Widespread Regulatory Changes to Assist Hospitals and Providers
On March 30, 2020, CMS announced a series of new rules and regulatory waivers to help hospitals and health systems manage surges in COVID-19 cases. These include:
- Further promote telehealth by relaxing rules around where patients can receive these services, allowing a wider range of technology for telehealth encounters, and increasing reimbursement for these services. CMS will pay for more than 80 additional services, including emergency department visits, that are furnished by telehealth wherever the patient is. If video is not possible, providers can evaluate beneficiaries by telephone only. In addition, for the duration of the pandemic, CMS is temporarily increasing reimbursement for telehealth visits so that it is equivalent to reimbursement for ALL in-person visits, even those that would have been conducted in a physician's office (something Evolent health has advocated for).
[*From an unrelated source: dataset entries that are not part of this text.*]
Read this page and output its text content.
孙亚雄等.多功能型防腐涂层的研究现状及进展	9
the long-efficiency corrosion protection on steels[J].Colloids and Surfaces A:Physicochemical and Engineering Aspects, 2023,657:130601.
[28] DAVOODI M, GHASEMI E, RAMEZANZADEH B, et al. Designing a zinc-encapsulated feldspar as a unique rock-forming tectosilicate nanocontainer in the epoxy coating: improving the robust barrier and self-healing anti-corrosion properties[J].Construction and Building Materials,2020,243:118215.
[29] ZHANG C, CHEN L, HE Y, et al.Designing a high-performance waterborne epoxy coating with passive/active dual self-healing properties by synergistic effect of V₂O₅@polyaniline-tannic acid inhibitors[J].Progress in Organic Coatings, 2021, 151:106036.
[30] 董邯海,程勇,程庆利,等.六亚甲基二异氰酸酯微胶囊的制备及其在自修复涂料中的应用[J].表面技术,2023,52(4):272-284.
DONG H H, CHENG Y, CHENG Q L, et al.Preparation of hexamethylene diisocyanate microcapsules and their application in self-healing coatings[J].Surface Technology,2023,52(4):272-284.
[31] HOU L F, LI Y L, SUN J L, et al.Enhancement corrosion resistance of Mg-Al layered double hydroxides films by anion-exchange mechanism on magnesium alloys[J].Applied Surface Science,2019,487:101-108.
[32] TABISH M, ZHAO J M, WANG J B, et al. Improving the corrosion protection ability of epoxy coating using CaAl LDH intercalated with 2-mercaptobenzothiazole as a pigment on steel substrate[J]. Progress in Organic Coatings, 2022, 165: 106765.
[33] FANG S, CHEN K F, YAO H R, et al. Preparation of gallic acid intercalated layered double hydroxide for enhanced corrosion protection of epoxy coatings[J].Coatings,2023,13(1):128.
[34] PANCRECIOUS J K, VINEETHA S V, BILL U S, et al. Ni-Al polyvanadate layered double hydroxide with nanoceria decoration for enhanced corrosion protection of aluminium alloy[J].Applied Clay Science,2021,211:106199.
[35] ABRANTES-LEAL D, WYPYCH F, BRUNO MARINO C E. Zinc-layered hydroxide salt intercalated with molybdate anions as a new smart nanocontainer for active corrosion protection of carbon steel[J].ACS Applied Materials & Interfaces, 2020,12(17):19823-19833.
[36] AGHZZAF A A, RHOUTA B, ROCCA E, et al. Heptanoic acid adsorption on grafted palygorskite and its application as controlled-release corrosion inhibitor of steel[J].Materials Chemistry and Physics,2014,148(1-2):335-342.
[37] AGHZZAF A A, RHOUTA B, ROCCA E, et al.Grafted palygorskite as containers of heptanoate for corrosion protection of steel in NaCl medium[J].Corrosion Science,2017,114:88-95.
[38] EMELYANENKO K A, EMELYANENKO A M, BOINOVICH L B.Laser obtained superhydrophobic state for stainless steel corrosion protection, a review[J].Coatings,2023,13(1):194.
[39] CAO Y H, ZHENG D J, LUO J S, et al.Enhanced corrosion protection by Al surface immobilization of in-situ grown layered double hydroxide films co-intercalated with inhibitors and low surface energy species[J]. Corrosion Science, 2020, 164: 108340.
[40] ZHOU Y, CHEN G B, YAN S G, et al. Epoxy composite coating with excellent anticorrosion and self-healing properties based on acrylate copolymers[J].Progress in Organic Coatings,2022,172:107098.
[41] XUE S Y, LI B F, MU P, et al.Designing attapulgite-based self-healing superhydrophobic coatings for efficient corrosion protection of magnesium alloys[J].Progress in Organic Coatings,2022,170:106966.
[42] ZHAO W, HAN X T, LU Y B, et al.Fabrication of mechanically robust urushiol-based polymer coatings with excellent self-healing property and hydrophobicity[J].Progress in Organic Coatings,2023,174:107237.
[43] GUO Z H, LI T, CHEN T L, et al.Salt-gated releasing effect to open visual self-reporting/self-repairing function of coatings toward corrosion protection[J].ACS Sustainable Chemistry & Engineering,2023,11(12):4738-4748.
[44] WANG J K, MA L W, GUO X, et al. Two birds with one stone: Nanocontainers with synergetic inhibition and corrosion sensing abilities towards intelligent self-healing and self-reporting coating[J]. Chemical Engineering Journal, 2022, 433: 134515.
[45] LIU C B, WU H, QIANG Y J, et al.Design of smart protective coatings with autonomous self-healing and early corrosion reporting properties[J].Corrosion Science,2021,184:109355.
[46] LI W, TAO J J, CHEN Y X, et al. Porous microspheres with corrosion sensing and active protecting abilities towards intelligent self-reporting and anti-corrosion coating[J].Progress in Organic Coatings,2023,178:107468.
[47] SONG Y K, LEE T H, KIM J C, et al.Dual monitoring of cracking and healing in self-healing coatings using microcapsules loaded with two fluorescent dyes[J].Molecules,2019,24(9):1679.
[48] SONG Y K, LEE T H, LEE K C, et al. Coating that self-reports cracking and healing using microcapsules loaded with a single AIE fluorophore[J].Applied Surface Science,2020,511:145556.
See telehealth coding guidance.
- Increase hospital capacity to handle an influx of patients by temporarily waiving federal requirements that hospitals provide services within their own buildings. Under the new rules, hospitals can receive hospital payments for patients transferred to outside facilities, even hotels or dormitories used to handle a surge in patients. CMS is also allowing doctor-owned hospitals to increase beds, giving ambulances permission to transport patients to a wider range of locations, and allowing dialysis facilities to establish facilities specific to patients with COVID-19. Health care organizations can set up testing sites exclusively for identifying COVID-19 positive patients, while Medicare will pay laboratory technicians to travel to a beneficiary’s for COVID-19 specimen collection.
- Expand the health care workforce to meet the needs of an influx of patients. This includes easing the process for providers to enroll in Medicare, allowing local private practice clinicians to be temporarily employed at a time when they have postponed nonessential services, and waiving requirements for a nurse to conduct an onsite visit every two weeks for home health and hospice.
- Reduce paperwork to let clinicians focus more on direct patient care. Among other changes, CMS is reducing information requests for oversight activities, reprioritizing scheduled program audits, and changing the calculation of Part C and D Star Ratings to account for disruptions to data collection.
Guidance for States
CMS has produced several checklists, fact sheets and other tools aimed at making it easier for states to receive federal waivers and implement existing flexibilities in their Medicaid and CHIP programs. These could be used for a range of activities, including temporarily expanding certain services and coverage, easing certain requirements for providers or patients, or increasing provider reimbursement, among other temporary changes.
The new resources include a Fact Sheet on Medicaid Telehealth Flexibilities (pursuant to state laws). States are not required to submit a state plan amendment (SPA) to pay for telehealth services if payments for services furnished via telehealth are made in the same manner as when the service is furnished in a face-to-face setting. A state would need an approved state plan payment methodology (and thus, might need to submit a SPA) to establish rates or payment methodologies for telehealth services that differ from those applicable for the same services furnished in a face-to-face setting. The fact sheet includes example SPA language.